A few weeks ago I visited Nigeria. Two of the other Fulbrighters were going to go to Nsukka, a town in Nigeria, to interview the artist El Anatsui and they asked if I wanted to join them. I got permission to take a few days off of school and I jumped at the opportunity to go and see another country. After making the arrangements, we all left early on a Saturday morning bound for Lagos. The plan was we would stay a few days in Lagos, the capital of Nigeria (and largest city in all of Africa- 15 million) and then make our way to Nsukka to see the artist. On the plane I finished reading an article by George Packard in The New Yorker entitled “The Megacity: Decoding the Chaos of Lagos.” The article was very good, well written… and scary. The ominous depiction Packard gives of Lagos is one that conjures images of burning garbage dumps, violence, and robbery. “Area boys”, local gangs of hoodlums, run the streets taking orders only to their “oga”, or boss, as how to better make money, through any means necessary.
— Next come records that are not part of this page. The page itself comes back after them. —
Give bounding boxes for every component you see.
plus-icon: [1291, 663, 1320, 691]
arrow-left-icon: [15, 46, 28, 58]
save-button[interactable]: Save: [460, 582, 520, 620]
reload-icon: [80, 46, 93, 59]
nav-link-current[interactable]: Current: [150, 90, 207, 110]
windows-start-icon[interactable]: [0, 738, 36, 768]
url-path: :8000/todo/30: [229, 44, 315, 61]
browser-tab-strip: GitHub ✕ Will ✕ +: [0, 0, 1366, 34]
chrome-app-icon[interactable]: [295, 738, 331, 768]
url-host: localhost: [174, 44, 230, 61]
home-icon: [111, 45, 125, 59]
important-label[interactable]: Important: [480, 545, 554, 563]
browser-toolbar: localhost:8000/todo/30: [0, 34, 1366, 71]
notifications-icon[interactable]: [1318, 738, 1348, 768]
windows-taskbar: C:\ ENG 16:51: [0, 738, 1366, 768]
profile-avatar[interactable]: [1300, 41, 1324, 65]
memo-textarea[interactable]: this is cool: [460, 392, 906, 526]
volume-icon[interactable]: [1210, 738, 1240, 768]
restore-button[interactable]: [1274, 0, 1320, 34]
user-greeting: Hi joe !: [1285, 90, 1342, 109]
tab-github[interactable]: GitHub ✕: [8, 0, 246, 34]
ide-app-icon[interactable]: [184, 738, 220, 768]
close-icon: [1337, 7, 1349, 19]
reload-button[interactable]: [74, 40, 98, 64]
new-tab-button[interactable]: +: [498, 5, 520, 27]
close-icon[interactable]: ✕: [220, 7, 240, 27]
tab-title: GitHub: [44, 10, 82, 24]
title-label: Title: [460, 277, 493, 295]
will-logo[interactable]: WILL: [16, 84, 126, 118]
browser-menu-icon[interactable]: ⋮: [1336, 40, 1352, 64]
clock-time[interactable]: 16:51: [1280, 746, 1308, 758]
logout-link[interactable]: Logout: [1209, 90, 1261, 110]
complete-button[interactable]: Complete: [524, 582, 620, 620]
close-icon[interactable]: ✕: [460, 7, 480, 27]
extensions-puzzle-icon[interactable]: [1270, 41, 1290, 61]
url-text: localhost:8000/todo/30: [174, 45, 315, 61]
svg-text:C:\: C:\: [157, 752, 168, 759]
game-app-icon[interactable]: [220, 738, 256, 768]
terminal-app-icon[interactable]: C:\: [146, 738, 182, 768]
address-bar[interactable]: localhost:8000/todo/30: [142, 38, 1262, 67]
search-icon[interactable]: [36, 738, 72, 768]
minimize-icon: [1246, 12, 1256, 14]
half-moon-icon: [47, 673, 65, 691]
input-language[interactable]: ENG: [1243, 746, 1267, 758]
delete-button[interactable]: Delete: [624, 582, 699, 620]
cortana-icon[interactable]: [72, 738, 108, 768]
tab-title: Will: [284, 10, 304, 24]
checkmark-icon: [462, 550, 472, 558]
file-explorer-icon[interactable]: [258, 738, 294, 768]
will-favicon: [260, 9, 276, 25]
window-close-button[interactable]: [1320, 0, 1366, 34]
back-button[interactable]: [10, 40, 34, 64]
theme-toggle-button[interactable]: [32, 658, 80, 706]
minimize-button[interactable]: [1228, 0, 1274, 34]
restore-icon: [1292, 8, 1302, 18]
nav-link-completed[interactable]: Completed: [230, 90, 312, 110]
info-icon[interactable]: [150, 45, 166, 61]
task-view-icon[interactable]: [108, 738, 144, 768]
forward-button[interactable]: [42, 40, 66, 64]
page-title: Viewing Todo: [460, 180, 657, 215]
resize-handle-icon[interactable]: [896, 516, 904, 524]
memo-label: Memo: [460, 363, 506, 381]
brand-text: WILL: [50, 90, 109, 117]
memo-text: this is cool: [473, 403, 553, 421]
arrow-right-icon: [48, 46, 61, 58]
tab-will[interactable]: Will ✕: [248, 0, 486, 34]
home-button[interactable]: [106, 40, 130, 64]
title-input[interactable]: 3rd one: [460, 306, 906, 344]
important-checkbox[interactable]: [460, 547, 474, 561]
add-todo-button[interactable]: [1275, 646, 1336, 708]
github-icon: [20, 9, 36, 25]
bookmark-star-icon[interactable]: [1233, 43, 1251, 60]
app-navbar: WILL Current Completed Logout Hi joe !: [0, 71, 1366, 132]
Needless to say, as we got off the plane, I was on my toes.
We were able to stay with an official from the US Consulate in Nigeria who had a beautiful house in one of the nicest, and safest, neighborhoods in Lagos. His house not only had air conditioning and an American style kitchen (I got to cook each night we were there), but also a washing machine and dryer. To many of you in the US, this may sound very run-of-the-mill and ordinary. However, to me, who has done wash with a bucket and my own two hands for the past six and a half months, this was a luxury fit for a king. He let us do laundry which allowed the soars on my hands to begin to heal.
The first morning in Lagos I woke up early and realized that no one else in the house was awake so I decided to go for a run. As I tiptoed out of the house, put on my shoes, and started off, I quickly remembered that I was in Lagos, not Accra. People stared at me as I ran and called me “Oyebo” (the Nigerian version of “Obruni” or “White man”). All in all though, the run was nice and I felt good, not only with my run, but the mere fact that I was doing it in Lagos. I was at the 3 mile mark and the house was insight, not but 300 yards away when everything went haywire. A car on my right suddenly started to back out of a driveway, very quickly, without looking or seeing me. I swerved to the left to avoid the car and as I did, I heard the horn of an “okada” (a motorcycle taxi that is named after an old Nigerian airline that had an incredibly high percentage of crashes, as do the motorcycle taxis). I had one of two options; go back to the right and get hit by the car, or try to cross the road and, hopefully, not get hit by the okada. I choose option B and was, well, partially successful. The okada driver ran into me but only glanced off my arm with his arm and continued. We were both seemingly fine, but he did look back, glaring and yelling in a language of which I could not understand the words, but still, got the message. As soon as the accident happened, I looked over to see five policemen with automatic rifles, jump up and start running towards me. I flashed to the Packard article and thought that the reputation of Lagos is well earned, and asked myself exactly how fast I could sprint the last 300 yards to the house. However, to my very pleasant surprise, the policemen were not running at me, but rather at the okada and yelling at him to “Be careful of Oyebo”! I made it back to the house in one piece which was blessing in and of itself.